I knew in that instant that there wasn't anything I wouldn't give to him, even parts of my soul.

I bent my head to his and tenderly kissed the stitches on his cheek as I savored in his scent and lost myself to the feel of him. He shuddered as he lifted his head. His eyes were filled with black, but they didn't appear unseeing or enraged as they searched my face with reverence.

"Are you ok?" he demanded in a raspy voice.

"Yes."

"I didn't hurt you?"

"Never."

I smiled at him, but the tension didn't leave the chiseled planes of his face. His eyes slid closed before they opened to the clear onyx depths I knew and loved so well. "Never say never," he murmured.

"Cade..."

He didn't give me a chance to finish as he wrapped his arm around my waist and turned to face the other people crowded into the room. "Thank you."

Their expressions were wary as their eyes darted between the two of us.
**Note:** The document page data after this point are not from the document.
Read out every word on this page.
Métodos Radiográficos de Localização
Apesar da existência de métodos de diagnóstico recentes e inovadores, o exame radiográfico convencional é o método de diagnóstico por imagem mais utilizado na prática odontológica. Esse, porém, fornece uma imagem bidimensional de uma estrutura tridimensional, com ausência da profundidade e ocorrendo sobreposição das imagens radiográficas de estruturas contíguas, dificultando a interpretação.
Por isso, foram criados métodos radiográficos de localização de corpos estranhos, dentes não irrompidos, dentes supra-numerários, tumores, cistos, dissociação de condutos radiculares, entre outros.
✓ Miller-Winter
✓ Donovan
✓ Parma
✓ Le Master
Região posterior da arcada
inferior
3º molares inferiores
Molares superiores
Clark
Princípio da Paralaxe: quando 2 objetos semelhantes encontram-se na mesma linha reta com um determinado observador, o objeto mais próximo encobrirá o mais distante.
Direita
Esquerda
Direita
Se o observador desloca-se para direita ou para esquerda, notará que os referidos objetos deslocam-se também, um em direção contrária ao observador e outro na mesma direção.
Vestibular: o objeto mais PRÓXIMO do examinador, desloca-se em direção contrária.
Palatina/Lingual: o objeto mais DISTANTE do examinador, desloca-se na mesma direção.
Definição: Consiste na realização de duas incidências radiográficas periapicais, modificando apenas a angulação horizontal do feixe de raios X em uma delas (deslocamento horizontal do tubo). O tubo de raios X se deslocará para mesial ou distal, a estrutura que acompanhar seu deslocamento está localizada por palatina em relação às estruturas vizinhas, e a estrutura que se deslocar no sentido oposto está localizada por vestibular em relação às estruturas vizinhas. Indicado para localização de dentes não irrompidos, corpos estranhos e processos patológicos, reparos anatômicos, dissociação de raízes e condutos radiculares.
Please stay ok with this, I pleaded silently. I didn't know what Cade would do if they turned against him now but I knew that we would have to leave. We couldn't stay here when there was a possibility they would hurt him, or he would hurt them.

He stood proudly before me but I could sense the fatigue that still held tight to him. I rested my hand on his arm as I pressed closer against him.

Aiden cleared his throat as some of the astonishment faded from his face. "You're uh... welcome," he stammered.